Comment 12 Olivier P 2011-11-29 18:22:49 UTC
Hi,

This solved it :
sudo zypper ar "http://download.opensuse.org/repositories/home:/fcrozat:/systemd/openSUSE_12.1/home:fcrozat:systemd.repo"
sudo zypper dup

Thanks a lot.

Regards,
Olivier
Comment 13 Ramon Juan Canto Serra 2011-11-29 22:02:19 UTC
/dev/md0 is a raid1 version 0.90 (default is 1.0)

Tested:

Packages installed:

systemd|37-297.1|x86_64||home_fcrozat_systemd
systemd-presets-branding-openSUSE|0.1.0-29.1|noarch
systemd-sysvinit|37-297.1|x86_64||home_fcrozat_systemd


I rebooted a lot, and my system boots every time.

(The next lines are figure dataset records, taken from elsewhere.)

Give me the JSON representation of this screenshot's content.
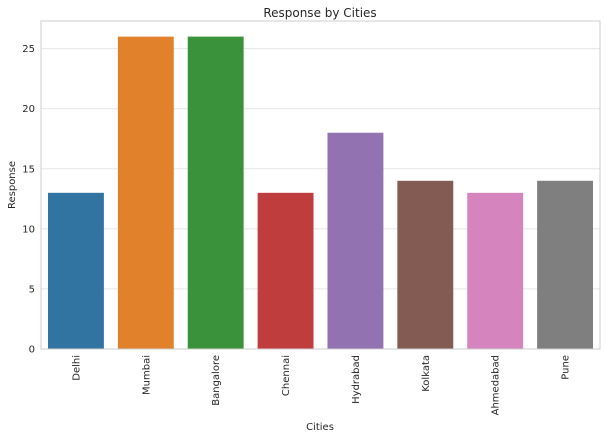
{
  "chart_data": {
    "type": "bar",
    "title": "Response by Cities",
    "xlabel": "Cities",
    "ylabel": "Response",
    "categories": [
      "Delhi",
      "Mumbai",
      "Bangalore",
      "Chennai",
      "Hydrabad",
      "Kolkata",
      "Ahmedabad",
      "Pune"
    ],
    "values": [
      13,
      26,
      26,
      13,
      18,
      14,
      13,
      14
    ],
    "colors": [
      "#3274a1",
      "#e1812c",
      "#3a923a",
      "#c03d3e",
      "#9372b2",
      "#845b53",
      "#d684bd",
      "#7f7f7f"
    ],
    "ylim": [
      0,
      27.3
    ],
    "yticks": [
      0,
      5,
      10,
      15,
      20,
      25
    ],
    "grid": "horizontal",
    "style": {
      "background": "#ffffff",
      "grid_color": "#e5e5e5",
      "spine_color": "#cccccc"
    }
  }
}
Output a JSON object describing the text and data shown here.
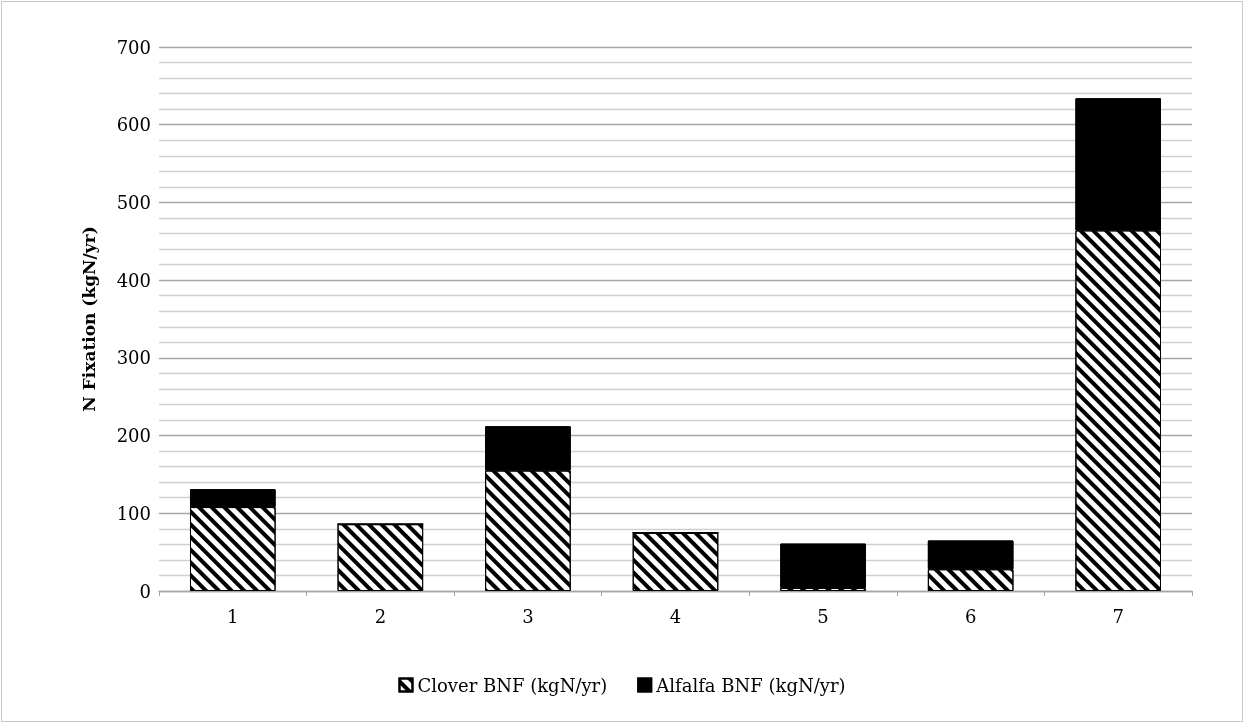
{
  "chart_data": {
    "type": "bar",
    "ylabel": "N Fixation (kgN/yr)",
    "categories": [
      "1",
      "2",
      "3",
      "4",
      "5",
      "6",
      "7"
    ],
    "stacked": true,
    "series": [
      {
        "name": "Clover BNF (kgN/yr)",
        "color": "#000000",
        "values": [
          108,
          86,
          155,
          75,
          4,
          28,
          464
        ]
      },
      {
        "name": "Alfalfa BNF (kgN/yr)",
        "color": "#000000",
        "values": [
          23,
          0,
          57,
          0,
          57,
          37,
          170
        ]
      }
    ],
    "ylim": [
      0,
      700
    ],
    "yticks": [
      0,
      100,
      200,
      300,
      400,
      500,
      600,
      700
    ],
    "grid": "y",
    "legend": "bottom"
  }
}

But, in 3 times, checking with "systemctl --failed" a md.service error apears:

# systemctl status md.service

md.service - LSB: Multiple Device RAID
          Loaded: loaded (/etc/init.d/boot.md)
          Active: failed since Tue, 29 Nov 2011 21:52:32 +0100; 1min 51s ago
         Process: 706 ExecStart=/etc/init.d/boot.md start (code=exited, status=1/FAILURE)
          CGroup: name=systemd:/system/md.service


despite that, /boot remains mounted correctly, and no more "fsck" and "SuperBlock" errors:

[   11.970454] systemd[1]: md.service: control process exited, code=exited status=1
[   11.997939] systemd[1]: Unit md.service entered failed state.
[   12.081093] md: bind<sda1>
[   12.178361] md/raid1:md0: active with 2 out of 2 mirrors
[   12.185430] md0: detected capacity change from 0 to 1003356160
[   12.225429]  md0: unknown partition table
[   12.856998] systemd-fsck[926]: boot: limpio, 43/61312 ficheros, 15060/244960 bloques
[   12.870665] systemd-fsck[929]: var: limpio, 1845/1966080 ficheros, 717746/7864320 bloques
[   12.884267] systemd-fsck[932]: home: limpio, 423283/68911104 ficheros, 164044109/275633152 bloques (comprobación después de 3 montajes)
[   12.904727] systemd-fsck[935]: usrlocal: limpio, 290/655360 ficheros, 86311/2621440 bloques (comprobación en el siguiente montaje)
[   13.082309] EXT4-fs (dm-2): mounted filesystem with ordered data mode. Opts: acl,user_xattr
[   13.103274] EXT4-fs (md0): mounted filesystem with ordered data mode. Opts: acl,user_xattr
[   13.135768] EXT4-fs (dm-1): mounted filesystem with ordered data mode. Opts: acl,user_xattr
[   13.273474] EXT4-fs (dm-4): mounted filesystem with ordered data mode. Opts: acl,user_xattr
Comment 14 Frederic Crozat 2011-11-30 09:09:19 UTC
ok, will be handled by maintenance update of systemd

*** This bug has been marked as a duplicate of bug 724912 ***
Comment 15 Carlos Robinson 2011-12-07 13:39:07 UTC
Please, could some one of you, reporters or assignees, add an entry for this issue in the "openSUSE:Most annoying bugs 12.1" wiki page?

http://en.opensuse.org/openSUSE:Most_annoying_bugs_12.1
Comment 16 Forgotten User uIDUwskfA7 2015-11-19 11:00:49 UTC
while booting from HDD it is giving that Failed Features : boot.localfs

Skipped features : boot.md
Comment 17 Tomáš Chvátal 2017-08-11 18:44:34 UTC
12.1 is out of support scope and currently, we test MD raid boots in openQA so they should be working just fine.

Please open a new bug if the problem is still present on current Leap or Tumbleweed releases.